Make sure your liner is porous, and you’ll have to weed it because making it good for worms also tends to make it good for plants. On top of the liner, put a layer of shredded newspaper, soaked in water. You should cover the bed to keep the plants down and keep your worms near the top. Mulch compost into the soil to feed the worms and promote reproduction. Make sure you’re not just throwing chunks in there because it takes them too long to break it down and the population will stagnate. I maintained a worm bin for a couple of years and got best results by using a blender to mulch. Every once in awhile, once you notice that the top layer of soil is mostly worm castings (rich, black and slightly sticky soil), you need to refresh the soil: open the lid so that the sunlight drives the worms deeper, then scrape off the top layer of castings and put a new layer of newspaper and soil in. Use the scraped off castings as fertilizer.

Mealworns then?

How much does a frog eat, just out of curiosity?

They can nearly eat their body weight every couple days if you feed them enough. I once had to pull a slightly smaller frog out of another frogs mouth. Just the back feet were hanging out (still alive).

But right now we feed everyone who’s out, 2 worms every 3 days. (there’s usually find ~25 frogs who aren’t too scared to be fed). Even with this schedule and the insects/worms they catch on their own, many are getting too skinny during this extremely active time (mating season).

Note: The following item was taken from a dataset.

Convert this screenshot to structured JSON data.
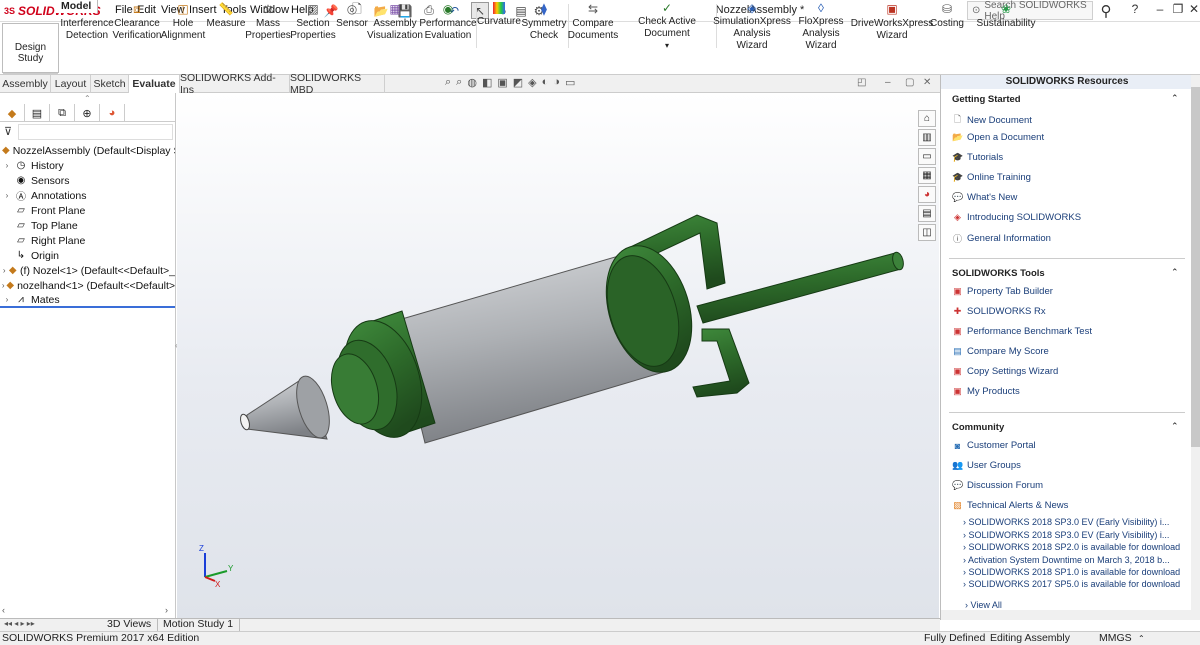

A canister of 30 bait worms doesn’t go far at all. I’d planned on trying to do this worm farming thing much earlier but being sick this spring screwed up my schedule. So I’m just now trying to get this going.

Frogs won’t touch anything unless it’s moving (a lot), hence alive. Mealworms like that would have been awesome though.

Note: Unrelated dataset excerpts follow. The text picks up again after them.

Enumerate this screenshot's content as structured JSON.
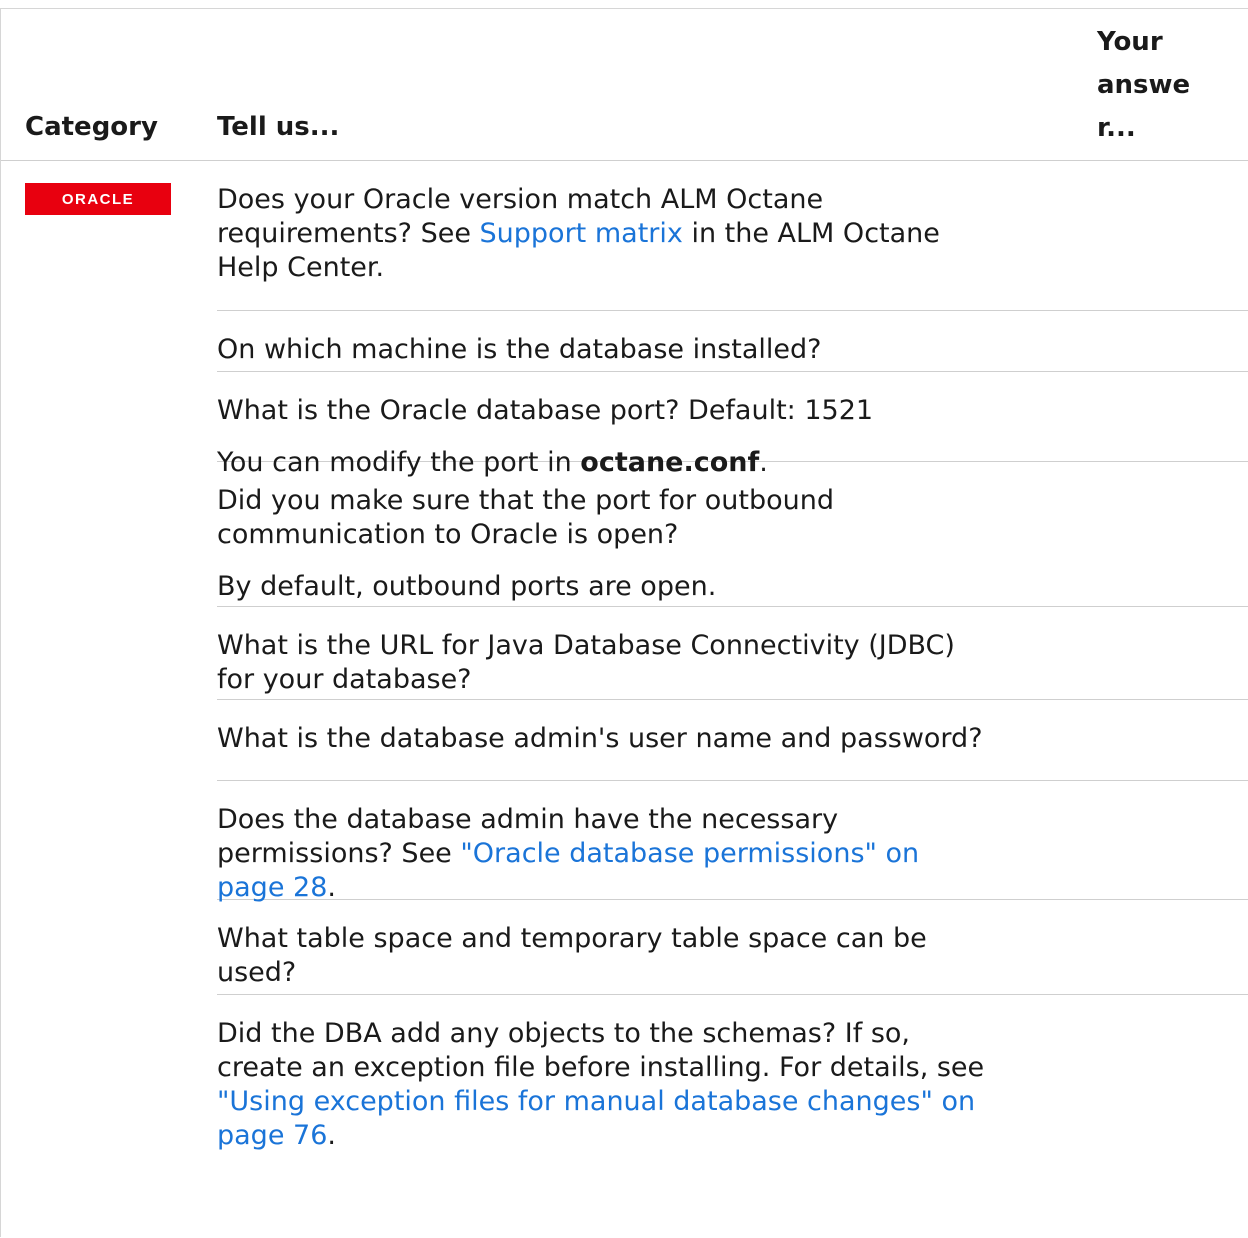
{
  "table": {
    "headers": {
      "category": "Category",
      "tell_us": "Tell us...",
      "your_answer_lines": [
        "Your",
        "answe",
        "r..."
      ]
    },
    "category_logo_text": "ORACLE",
    "rows": [
      {
        "lines": [
          [
            "Does your Oracle version match ALM Octane"
          ],
          [
            "requirements? See ",
            {
              "link": "Support matrix"
            },
            " in the ALM Octane"
          ],
          [
            "Help Center."
          ]
        ]
      },
      {
        "lines": [
          [
            "On which machine is the database installed?"
          ]
        ]
      },
      {
        "lines": [
          [
            "What is the Oracle database port? Default: 1521"
          ]
        ],
        "extra": [
          [
            "You can modify the port in ",
            {
              "bold": "octane.conf"
            },
            "."
          ]
        ]
      },
      {
        "lines": [
          [
            "Did you make sure that the port for outbound"
          ],
          [
            "communication to Oracle is open?"
          ]
        ],
        "extra": [
          [
            "By default, outbound ports are open."
          ]
        ]
      },
      {
        "lines": [
          [
            "What is the URL for Java Database Connectivity (JDBC)"
          ],
          [
            "for your database?"
          ]
        ]
      },
      {
        "lines": [
          [
            "What is the database admin's user name and password?"
          ]
        ]
      },
      {
        "lines": [
          [
            "Does the database admin have the necessary"
          ],
          [
            "permissions? See ",
            {
              "link": "\"Oracle database permissions\" on"
            }
          ],
          [
            {
              "link": "page 28"
            },
            "."
          ]
        ]
      },
      {
        "lines": [
          [
            "What table space and temporary table space can be"
          ],
          [
            "used?"
          ]
        ]
      },
      {
        "lines": [
          [
            "Did the DBA add any objects to the schemas? If so,"
          ],
          [
            "create an exception file before installing. For details, see"
          ],
          [
            {
              "link": "\"Using exception files for manual database changes\" on"
            }
          ],
          [
            {
              "link": "page 76"
            },
            "."
          ]
        ]
      }
    ]
  }
}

What kind of climate are you in? I’m in Michigan so if I just do a large sterilite tub, maybe I can move it into the garage in winter so they’ll survive? So like, shady corner of yard out of sight during spring/summer/fall, then when the freeze is getting close move it. Our garage is detached, not insulated nor heated so maybe it would get too cold even there.

I’d bring it inside in the basement in winter but I can’t risk any fungal or mold spores floating around as my immune system is pretty compromised from my CF.

Uh, San Diego. Yeah, I suspect you’ll want to pull them indoors during the winter. They’ll probably get sluggish when it’s cold too.

Totally wouldn’t risk it. You do get mold in the container (and other weird stuff–we found giant beetle grubs at one point.) I had a friend with CF. Stay healthy.